NASA's HUBBLE SPACE Telescope (HST) is to receive its next space servicing and new instruments during the Space Shuttle STS82/Discovery mission in February 1997. Further missions will extend the life and capability of the HST well into the next century. The HST's optical capability - enabling it to penetrate 50 times deeper into the visible universe than land-based telescopes - combined with new computer-imaging technology, have resulted in some extraordinary new images (Flight International, 19-25 April, 1995), demonstrating the HST's capability and versatility.

STELLAR DEATH

The Hubble records the final death throes of a star in the NGC 7027 planetary nebula, 3,000 light years away in the constellation of Cygnus. The star expanded to 50 times its original size (becoming a red giant), lost its outer layers and cooled to become a white-dwarf star. The image shows concentric shells surrounding the nebula, revealing that initial ejections occurred episodically - an extensive network of red dust clouds (the aftermath of a later, vigorous ejection) and the white dwarf at the centre.

STELLAR LIGHTHOUSE

This false-colour image of the Egg Nebula, 3,000 light years away, reveals a pair of mysterious "searchlight" beams emerging from a hidden, slowly dying, star, criss-crossed by numerous bright arcs.

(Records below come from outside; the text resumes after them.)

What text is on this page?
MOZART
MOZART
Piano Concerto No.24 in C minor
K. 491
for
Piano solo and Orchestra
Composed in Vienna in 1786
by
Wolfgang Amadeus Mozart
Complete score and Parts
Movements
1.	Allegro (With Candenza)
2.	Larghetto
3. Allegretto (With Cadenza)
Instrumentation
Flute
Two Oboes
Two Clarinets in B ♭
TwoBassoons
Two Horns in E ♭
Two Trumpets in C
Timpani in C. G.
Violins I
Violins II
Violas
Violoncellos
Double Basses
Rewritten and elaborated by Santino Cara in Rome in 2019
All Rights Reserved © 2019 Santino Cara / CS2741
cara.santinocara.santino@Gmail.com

The central star is a red giant in the initial process of transforming itself into a planetary nebula. The beams were either formed by starlight escaping from ring-shaped holes in the cocoon surrounding the star, while the spoke-like features are shadows cast by blobs of material within the rings, or they are reflections of jet-like streams of matter being ejected from the centre, but confined to the walls of a conical region around the symmetry axis.